David Weinberger on Open Tags
David has resurrected the hope for open tags that I wrote about last spring, here, and here . The post led to a long interchange with Drummond Reed. David doesn't seem to be aware of the meme from last year, but almost exactly follows my concerns:
[from Joho the Blog: Open namespaces for tags]So, what other namespaces are there? I asked Dave Sifry and he suggested Wikipedia as an obvious choice. That would mean that the tags at the end of your article would link to the Wikipedia article by that name.
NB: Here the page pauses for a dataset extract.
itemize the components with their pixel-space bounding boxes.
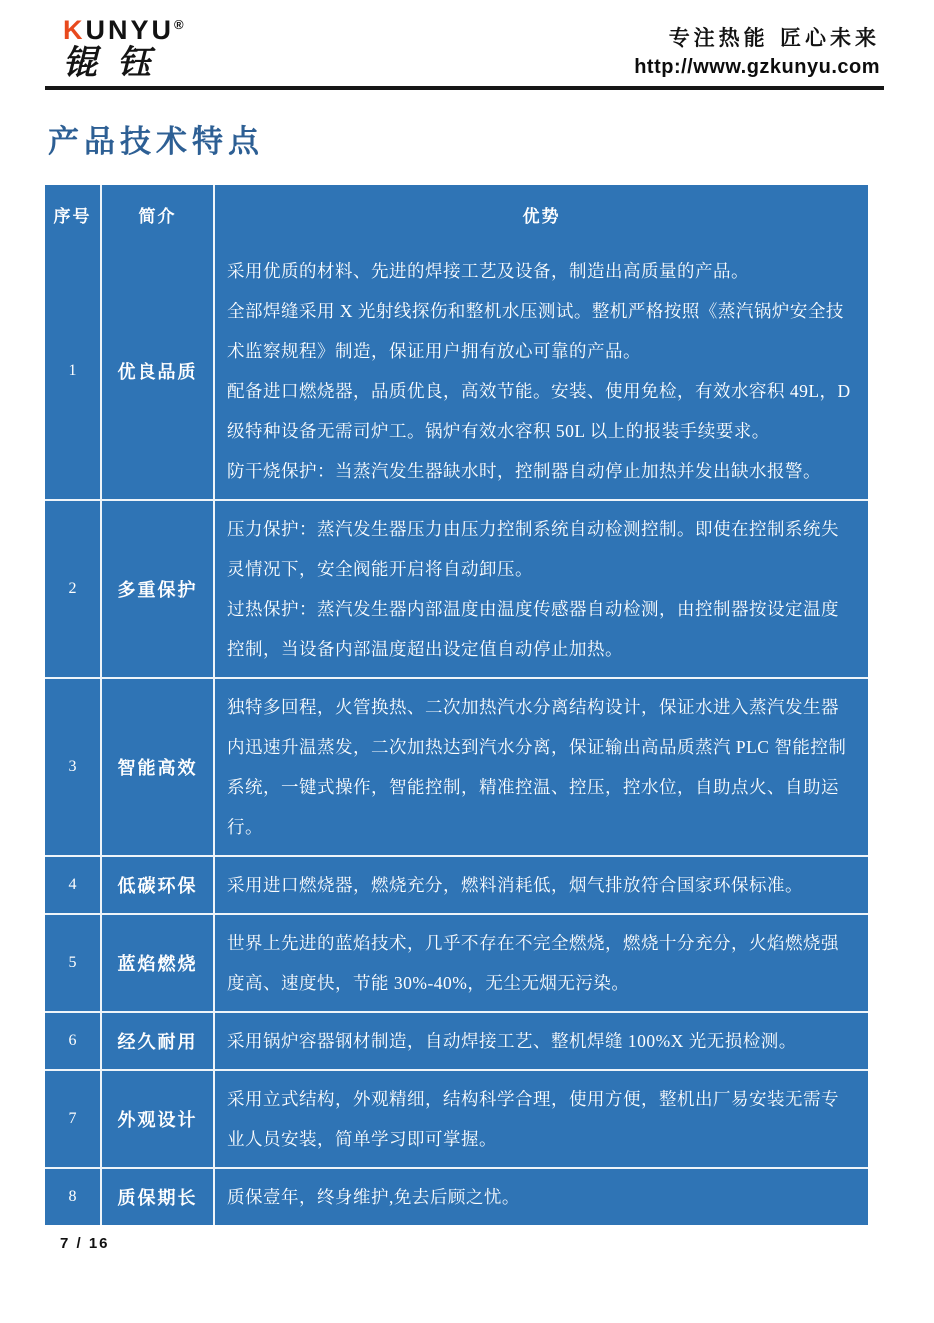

I've done that with the tags for this post, so if you click on the tag "tagging," it takes you to the Wikipedia entry on tagging. Normally, my tags take you to the Technorati page that aggregates other pages tagged with that tag.
E.g., Instead of <a href="http://www.technorati.com/tags/tagging" rel="tag"> tagging<a> I'm using, <a href="http://www.wikipedia.com/wiki/tagging" rel="tag"> tagging</a>
Of course, where there is no Wikipedia entry, e.g., "everything is miscellaneous," you get a broken link.
So, shouldn't there be a non-vendor, open site that can serve as a namespace? But what would that site do with the tags it's aggregating? And what would it take for it to aggregate those tags? Wouldn't it have to have Technorati's infrastructure? In other words, wouldn't you have to rebuild Technorati?
My final solution was to use a local tagspace, supported by the blogging tool, like categories. I also supplied the the idea that whatever tag aggregators (like Technorati) spider a blog and identify the tags, they should acknowledge the use by sending a trackback to the blog post. This avoids the specific and hard-coded nature of the rel="tag" URL, even something as universal as Wikipedia.

That would make us an awfully huge purveyor of trackback spam...
Dave
Posted by: David Sifry | May 16, 2006 at 12:07 PM
My memory is crappy. In fact, I think I may have blogged about this before, too. Don't ever get old and stupid, Stowe.
Meanwhile, Stowe, I see that you're in fact using the technorati namespace for your tags.
Posted by: David Weinberger | May 16, 2006 at 04:14 PM
Dave S - Yes, but in a world with multiple tag aggregators, it would provide a way for readers to move from posts to tagspaces, without them being baked into the tag specification.
David W - Yes, I have opted not to create the ten thousand categories that would like arise if I were to map tags locally onto categories. That is mostly because tag aggregators like Technorati don't follow the open tag model. Although Technorati would handle the open tag URL pointing to category-related tagspaces, they don't support the notion of trackbacks as I outlined, and I would then have to do something manual to have a link created to Technorati's corresponding tagspaces.